A questão não é o desapego, não é gostar de mais ou gostar demais de gostar de menos, mas é que às vezes vou sem querer explicar, e não é só porque o ponto de partida das minhas viagens são teus abraços perdidos e olhares apertados que eu te devo alguma explicação, que devo aceitar sua cara deslavada aprendida em algumas aulas experimentais de teatro; me deixa ir sem ter que explicar pro teu silêncio o que tanto me faz quieto, sem ter que achar nos meus erros adormecidos dose sem fim pra esse teu vício de querer saber de mais das coisas que pra mim já são de menos.

Passa, é claro que tudo isso passa. Se o erro da humanidade é querer ver o fim das coisas boas antes da hora, tiro teu sutiã e te deixo a camiseta pra sentir as luzes do teu segredo toda vez que o fim for deixado pra lá mais uma vez, mais de uma vez. Encontro na dor das minhas costas a assinatura da tua cama de solteiro, e da falta de jeito dos meus braços em dormir como um C em cima do cobertor rosa de mulher estreita. Só me resta acordar de madrugada, amarrar o cadarço no escuro com a mesma boa vontade de filho desobediente, acenar para o porteiro com a mão calejada de quem faz do gesto simples orgulho carente, e rumar pra minha cama solteira de mim, conhecedora dos sonhos que vou insistindo esquecer em todas as manhãs que chego em casa.
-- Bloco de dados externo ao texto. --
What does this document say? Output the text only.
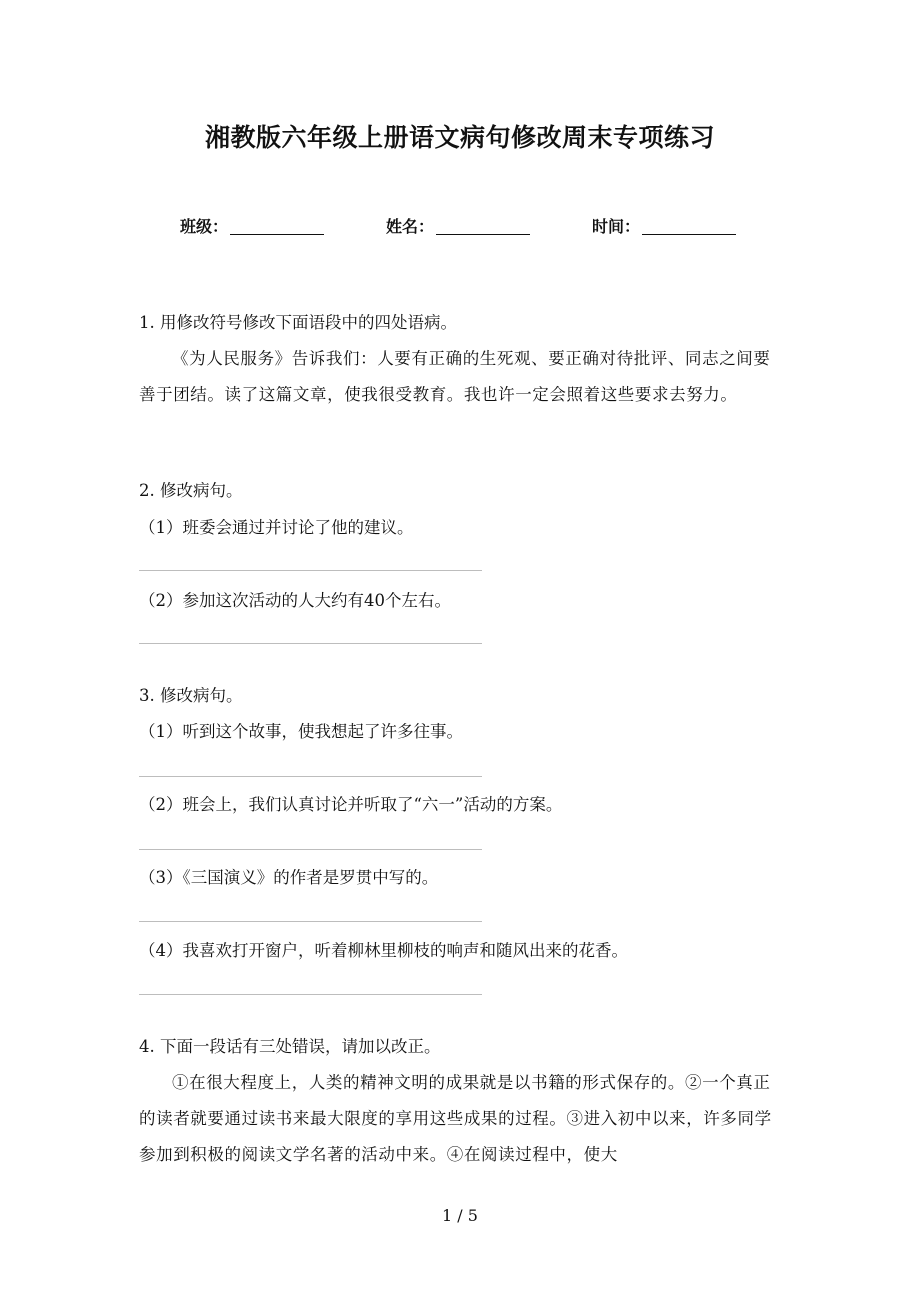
湘教版六年级上册语文病句修改周末专项练习
班级：	姓名：	时间：
1. 用修改符号修改下面语段中的四处语病。
《为人民服务》告诉我们：人要有正确的生死观、要正确对待批评、同志之间要善于团结。读了这篇文章，使我很受教育。我也许一定会照着这些要求去努力。
2. 修改病句。
（1）班委会通过并讨论了他的建议。
（2）参加这次活动的人大约有40个左右。
3. 修改病句。
（1）听到这个故事，使我想起了许多往事。
（2）班会上，我们认真讨论并听取了“六一”活动的方案。
（3）《三国演义》的作者是罗贯中写的。
（4）我喜欢打开窗户，听着柳林里柳枝的响声和随风出来的花香。
4. 下面一段话有三处错误，请加以改正。
①在很大程度上，人类的精神文明的成果就是以书籍的形式保存的。②一个真正的读者就要通过读书来最大限度的享用这些成果的过程。③进入初中以来，许多同学参加到积极的阅读文学名著的活动中来。④在阅读过程中，使大
1 / 5
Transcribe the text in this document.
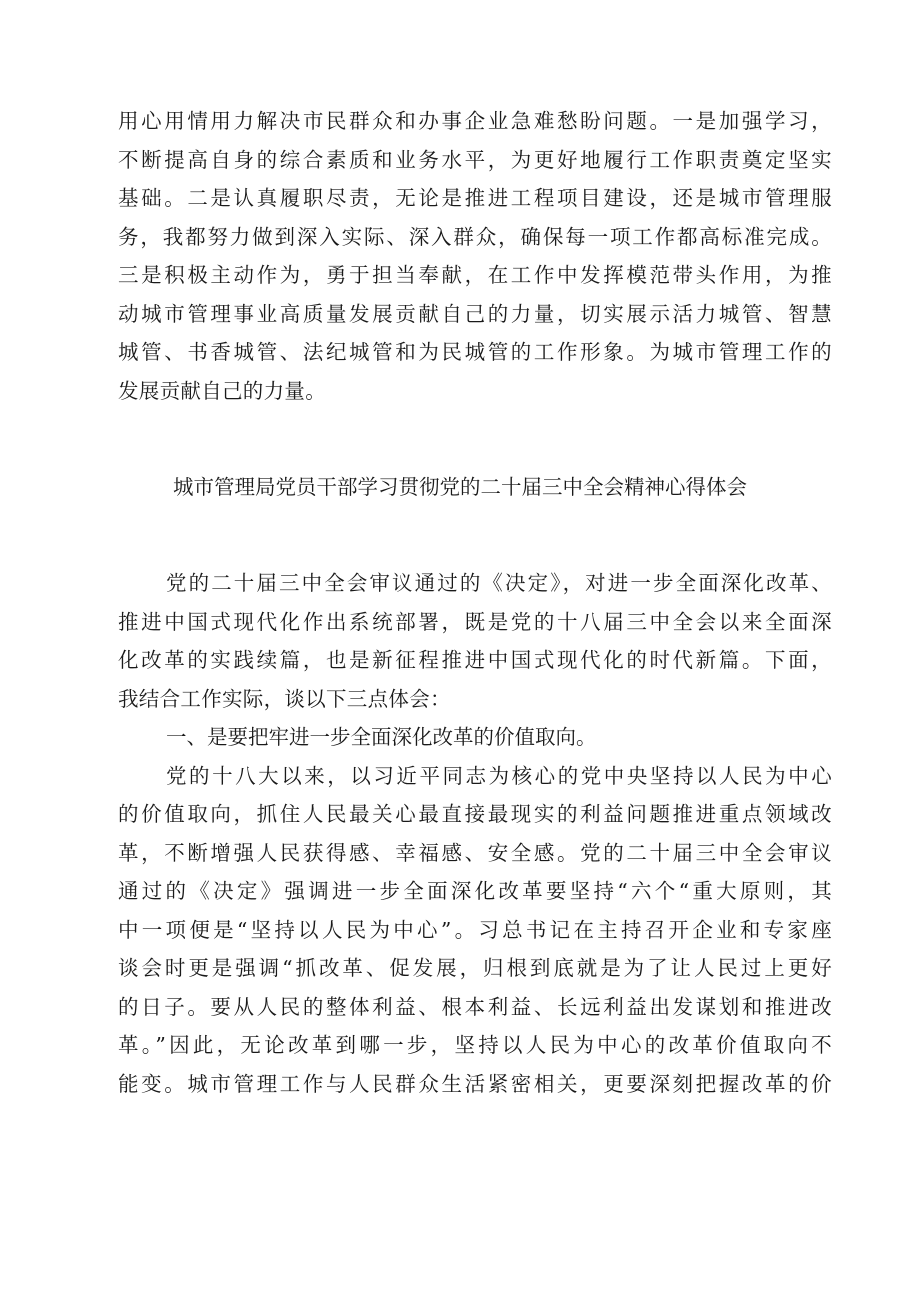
用心用情用力解决市民群众和办事企业急难愁盼问题。一是加强学习，
不断提高自身的综合素质和业务水平，为更好地履行工作职责奠定坚实
基础。二是认真履职尽责，无论是推进工程项目建设，还是城市管理服
务，我都努力做到深入实际、深入群众，确保每一项工作都高标准完成。
三是积极主动作为，勇于担当奉献，在工作中发挥模范带头作用，为推
动城市管理事业高质量发展贡献自己的力量，切实展示活力城管、智慧
城管、书香城管、法纪城管和为民城管的工作形象。为城市管理工作的
发展贡献自己的力量。
城市管理局党员干部学习贯彻党的二十届三中全会精神心得体会
党的二十届三中全会审议通过的《决定》，对进一步全面深化改革、
推进中国式现代化作出系统部署，既是党的十八届三中全会以来全面深
化改革的实践续篇，也是新征程推进中国式现代化的时代新篇。下面，
我结合工作实际，谈以下三点体会：
一、是要把牢进一步全面深化改革的价值取向。
党的十八大以来，以习近平同志为核心的党中央坚持以人民为中心
的价值取向，抓住人民最关心最直接最现实的利益问题推进重点领域改
革，不断增强人民获得感、幸福感、安全感。党的二十届三中全会审议
通过的《决定》强调进一步全面深化改革要坚持“六个“重大原则，其
中一项便是“坚持以人民为中心”。习总书记在主持召开企业和专家座
谈会时更是强调“抓改革、促发展，归根到底就是为了让人民过上更好
的日子。要从人民的整体利益、根本利益、长远利益出发谋划和推进改
革。”因此，无论改革到哪一步，坚持以人民为中心的改革价值取向不
能变。城市管理工作与人民群众生活紧密相关，更要深刻把握改革的价
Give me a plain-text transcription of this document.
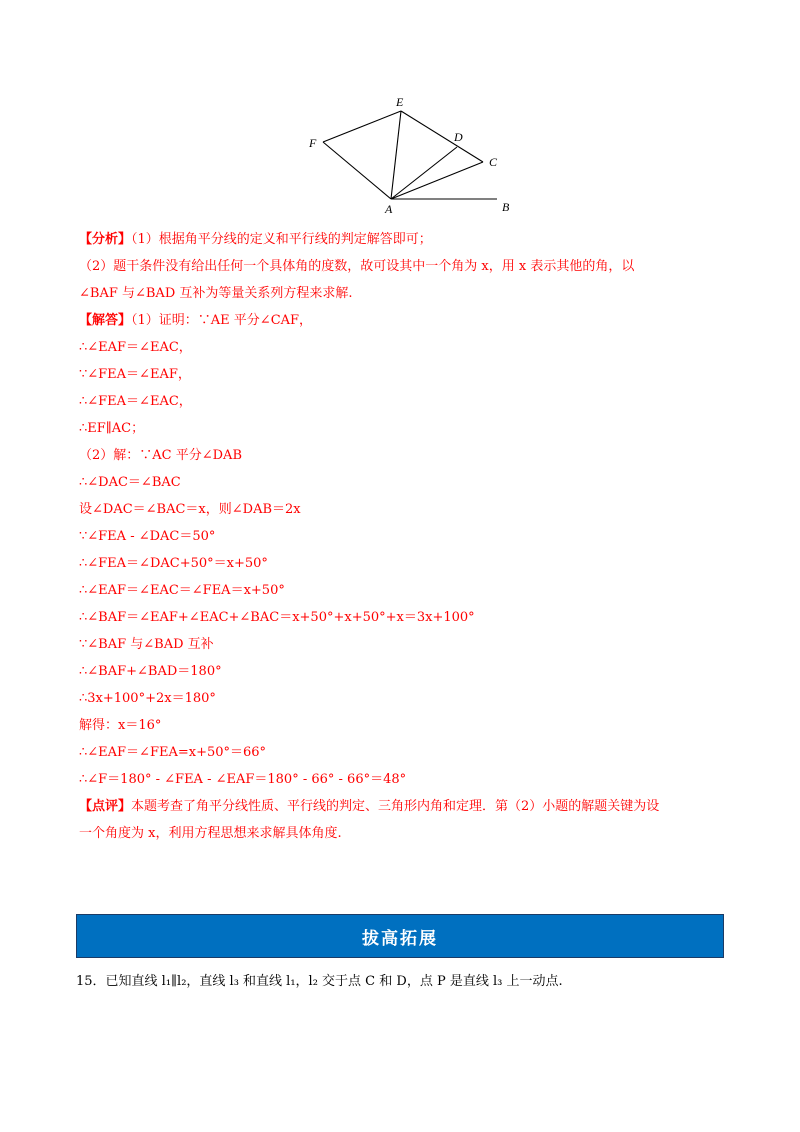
E
D
F
C
A	B
【分析】（1）根据角平分线的定义和平行线的判定解答即可；
（2）题干条件没有给出任何一个具体角的度数，故可设其中一个角为 x，用 x 表示其他的角，以
∠BAF 与∠BAD 互补为等量关系列方程来求解.
【解答】（1）证明：∵AE 平分∠CAF，
∴∠EAF＝∠EAC，
∵∠FEA＝∠EAF，
∴∠FEA＝∠EAC，
∴EF∥AC；
（2）解：∵AC 平分∠DAB
∴∠DAC＝∠BAC
设∠DAC＝∠BAC＝x，则∠DAB＝2x
∵∠FEA - ∠DAC＝50°
∴∠FEA＝∠DAC+50°＝x+50°
∴∠EAF＝∠EAC＝∠FEA＝x+50°
∴∠BAF＝∠EAF+∠EAC+∠BAC＝x+50°+x+50°+x＝3x+100°
∵∠BAF 与∠BAD 互补
∴∠BAF+∠BAD＝180°
∴3x+100°+2x＝180°
解得：x＝16°
∴∠EAF＝∠FEA=x+50°＝66°
∴∠F＝180° - ∠FEA - ∠EAF＝180° - 66° - 66°＝48°
【点评】本题考查了角平分线性质、平行线的判定、三角形内角和定理．第（2）小题的解题关键为设
一个角度为 x，利用方程思想来求解具体角度.
拔高拓展
15．已知直线 l₁∥l₂，直线 l₃ 和直线 l₁，l₂ 交于点 C 和 D，点 P 是直线 l₃ 上一动点.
Do mais, é bem pouco. Talvez se soubesse que o descaso da falta dos meus comentários vem da mesma fonte onde nascem teus sorrisos, fosse um pouco mais simples pro lado de nós dois. A questão não é me dizer o que há de errado em ser sincero, mas sim, o que há de errado em acreditar que se é sincero; o que há de errado em descontar nas surpresas os segredos dos meus maus pensamentos.

No fundo, tudo é bem raso, e na colcha da tua mão leve carrega minhas idéias ruins, meus cabelos soltos, meu descaso em dormir, as caspas que pesam meus ombros carregados de irresponsabilidade e incerteza. Ser solto pra andar nas tuas algemas, ser teu pra sentir falta do dia em que fui só pensamento; que não seja como nostalgia o que não marco mais no calendário, mas que venha a mim como tal guria que dá um tipo de paz sem sono em toda semana dos meus dias.